NBPredictions <- predict(NaiveBayesModel, train)
eval_model(NBPredictions, train$price)
##
## Confusion matrix (absolute):
## Actual
## Prediction Affordable Expensive Medium Sum
## Affordable 0 1 1 2
## Expensive 55 13185 3526 16766
## Medium 1184 2893 10317 14394
## Sum 1239 16079 13844 31162
##
## Confusion matrix (relative):
## Actual
## Prediction Affordable Expensive Medium Sum
## Affordable 0.00 0.00 0.00 0.00
## Expensive 0.00 0.42 0.11 0.54
## Medium 0.04 0.09 0.33 0.46
## Sum 0.04 0.52 0.44 1.00
##
## Accuracy:
## 0.7542 (23502/31162)
##
## Error rate:
## 0.2458 (7660/31162)
##
## Error rate reduction (vs. base rate):
## 0.4921 (p-value < 2.2e-16)
The Naive Bayes model is also tested against the test dataset. The accuracy of Naive Bayes model on the test dataset is observed to be 75.77%. This is also similar to that in the train dataset.
NBPredictions <- predict(NaiveBayesModel, test)

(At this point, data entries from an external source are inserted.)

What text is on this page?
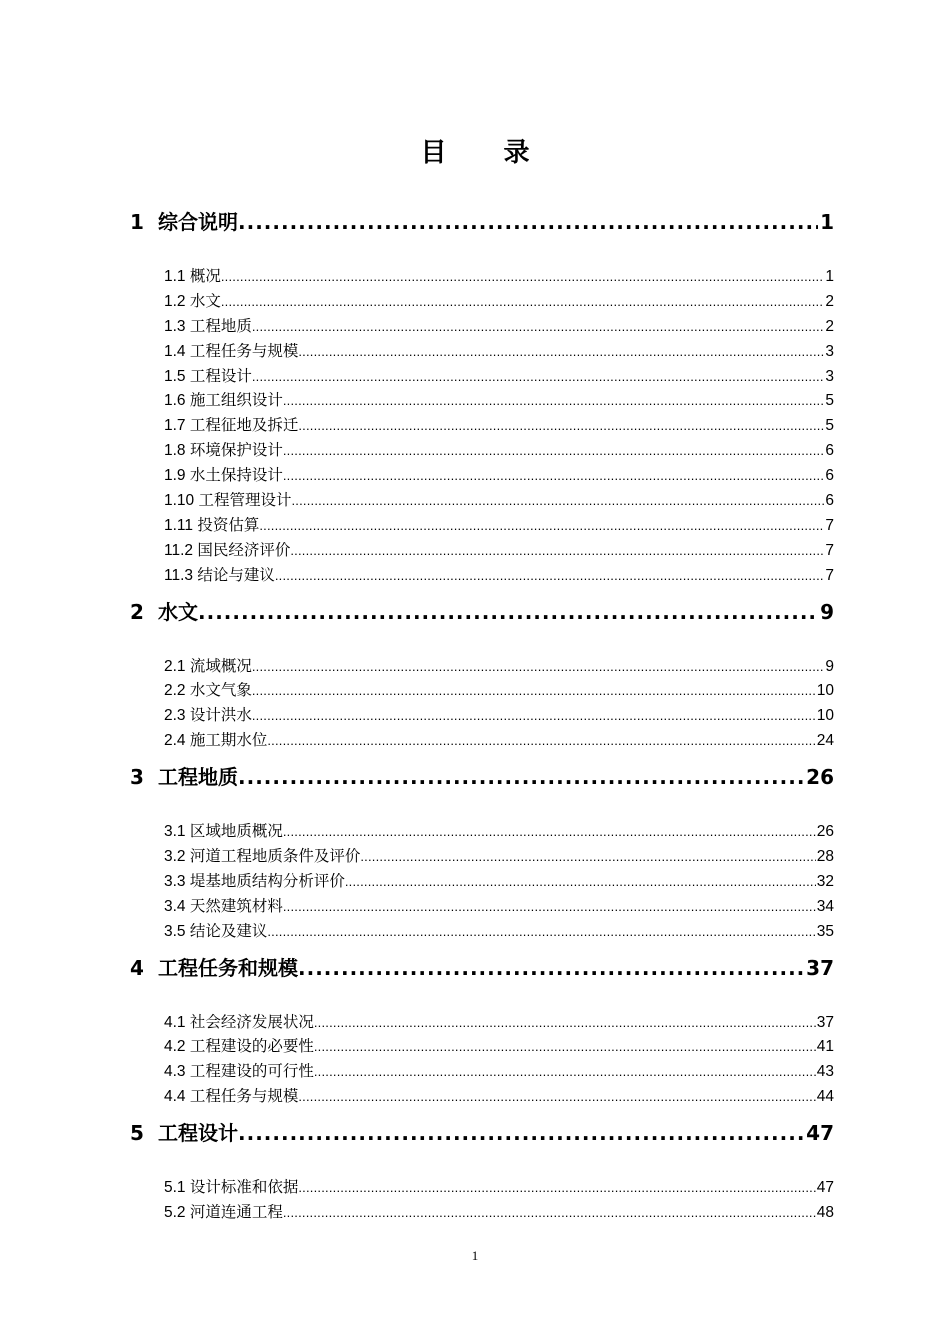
目 录
1 综合说明 .....	1
1.1 概况 .....	1
1.2 水文 .....	2
1.3 工程地质 .....	2
1.4 工程任务与规模 .....	3
1.5 工程设计 .....	3
1.6 施工组织设计 .....	5
1.7 工程征地及拆迁 .....	5
1.8 环境保护设计 .....	6
1.9 水土保持设计 .....	6
1.10 工程管理设计 .....	6
1.11 投资估算 .....	7
11.2 国民经济评价 .....	7
11.3 结论与建议 .....	7
2 水文 .....	9
2.1 流域概况 .....	9
2.2 水文气象 .....	10
2.3 设计洪水 .....	10
2.4 施工期水位 .....	24
3 工程地质 .....	26
3.1 区域地质概况 .....	26
3.2 河道工程地质条件及评价 .....	28
3.3 堤基地质结构分析评价 .....	32
3.4 天然建筑材料 .....	34
3.5 结论及建议 .....	35
4 工程任务和规模 .....	37
4.1 社会经济发展状况 .....	37
4.2 工程建设的必要性 .....	41
4.3 工程建设的可行性 .....	43
4.4 工程任务与规模 .....	44
5 工程设计 .....	47
5.1 设计标准和依据 .....	47
5.2 河道连通工程 .....	48
1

eval_model(NBPredictions, test$price)
##
## Confusion matrix (absolute):
## Actual
## Prediction Affordable Expensive Medium Sum
## Affordable 0 0 0 0
## Expensive 21 3232 877 4130
## Medium 271 730 2635 3636
## Sum 292 3962 3512 7766
##
## Confusion matrix (relative):
## Actual
## Prediction Affordable Expensive Medium Sum
## Affordable 0.00 0.00 0.00 0.00
## Expensive 0.00 0.42 0.11 0.53
## Medium 0.03 0.09 0.34 0.47
## Sum 0.04 0.51 0.45 1.00
##
## Accuracy:
## 0.7555 (5867/7766)
##
## Error rate:
## 0.2445 (1899/7766)
##
## Error rate reduction (vs. base rate):
## 0.5008 (p-value < 2.2e-16)
In conclusion, price prediction can be a regression problem and also can be transformed into a classification problem. In regression, linear regression models is used which in classification, decision tree and Naive Bayes model are used. The linear regression model can be improved by transforming the price into logarithmic scale and increase the number of features used for training. The decision tree model also had a higher accuracy as compared to the Naive Bayes model as more features is used to train the decision tree model as compared to the Naive Bayes model.